Dengan raungan penuh penyesalan, ia jatuh perlahan, dan suara gemerincing terdengar saat sejumlah besar koin emas dan perlengkapan jatuh dari tubuhnya. Saat itu, hujan cahaya emas turun menimpaku, akhirnya, aku naik ke level 31! Yang lebih mengejutkan, aku menjadi pemain pertama yang mencapai level 31, dan sistem pencapaian langsung memberitahukan pencapaian penuh!

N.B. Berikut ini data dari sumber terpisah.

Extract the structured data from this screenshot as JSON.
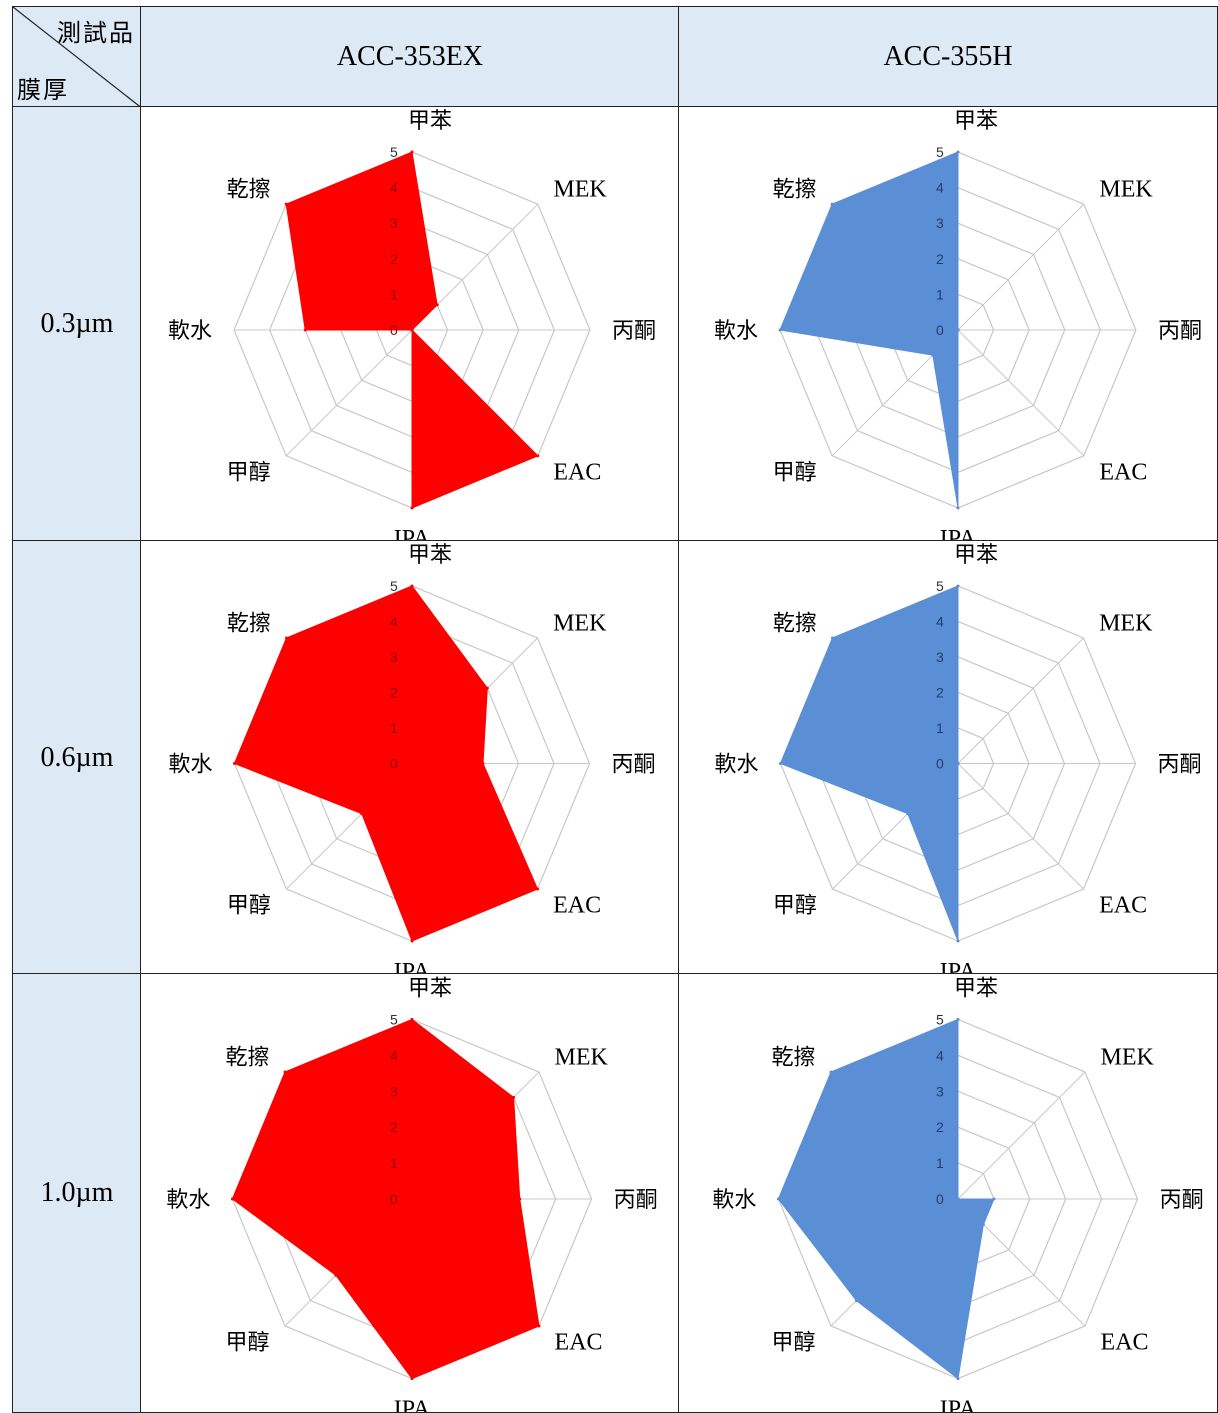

Tak peduli, lihat dulu hasil rampasan bos, pencapaian sistem nanti saja!
Aku membungkuk, bos menjatuhkan 17 koin emas, jumlah yang lumayan untuk pemain di tahap ini, benar-benar rejeki nomplok. Untuk perlengkapan, ada tiga: sebuah tongkat sihir biru muda dengan bentuk unik seperti ular, sebuah baju zirah kelabu yang tampak biasa saja, dan sebuah cincin biru muda yang membuat jantungku berdebar.
Pertama melihat tongkat sihir, aku mengusapnya, atribut muncul di depan mata, sungguh tidak mengecewakan—
Tongkat Ular (Langka)
Serangan Sihir: 40-65
Kekuatan Sihir: +21
Vitalitas: +20
Tambahan: Meningkatkan serangan sihir pengguna sebesar 2%
Level yang dibutuhkan: 30
Bagus juga, simpan. Tongkat ini bisa dipakai oleh Afai, sepertinya besok dia bisa naik ke level 30, dan dalam waktu lama tongkat ini akan berguna. Lanjut ke item kedua, baju zirah kelabu, tampak redup dan tak bercahaya, tapi saat atributnya muncul, aku terkejut, ternyata keliru menilai!
Zirah Penakluk Binatang (Langka)
Jenis: Zirah
Pertahanan: 54
Kekuatan: +22
Vitalitas: +21
Tambahan: Meningkatkan pertahanan pengguna sebesar 3%
Level yang dibutuhkan: 30
Ini baju zirah terbaik, pasti jadi andalan saat ini, level 30 perlengkapan biru, sangat dibutuhkan para pemain papan atas seperti Linxi, Fengtenghai, dan lainnya. Bisa dijual di rumah lelang Kota Limceng, pasti laku mahal.
Akhirnya, mataku tertuju pada cincin biru muda, item langka. Dalam “Bulan Fantasi”, cincin dan kalung adalah perlengkapan paling sulit didapatkan, jadi ini cincin pertamaku sejauh ini. Dulu di Kota Limceng, kulihat banyak pemain sudah penuh perlengkapan, tapi leher dan jari mereka masih kosong, menandakan betapa langkanya item di dua slot ini.
Kulihat cincin itu, memancarkan cahaya biru, tampak terbuat dari baja, bagian atasnya dihiasi ornamen tanduk sapi, aura mistis memancar. Aku mengusapnya, atribut langsung muncul—
Cincin Tanduk Sapi (Langka)
Kekuatan: +24
Kelincahan: +22
Efek Khusus: Tingkat kritis +0.2%
Tambahan: Meningkatkan serangan pengguna sebesar 3%
Level yang dibutuhkan: 30
“Luar biasa!”
Aku menepuk paha, girang sekali. Cincin ini seperti dibuat khusus untukku, atribut utamanya dua jenis, kekuatan dan kelincahan, keduanya cocok untukku. Kekuatan bisa dikonversi ke serangan, kelincahan adalah atribut spesial yang meningkatkan kecepatan serangan, kritis, serangan, pertahanan, dan kecepatan bergerak. Semakin tinggi, semakin tak terkalahkan!
Selain itu, ada bonus kritis 0.2%, benar-benar menggembirakan. Kritis adalah ciri khas pembunuh, tak menyangka perlengkapan biru sudah punya efek ini, meski hanya 0.2%, lebih baik daripada tidak ada. Ditambah lagi peningkatan serangan 3%, tak ada atribut yang sia-sia, benar-benar keberuntungan!
Segera kukenakan cincin itu, slot perlengkapan punya dua posisi cincin, satu masih kosong, pelan-pelan saja!
Di antara jari, Cincin Tanduk Sapi memancarkan cahaya biru, kekuatan mengalir pelan ke dalam jari, terasa energi yang terus terkumpul, efek peningkatan atribut benar-benar nyata.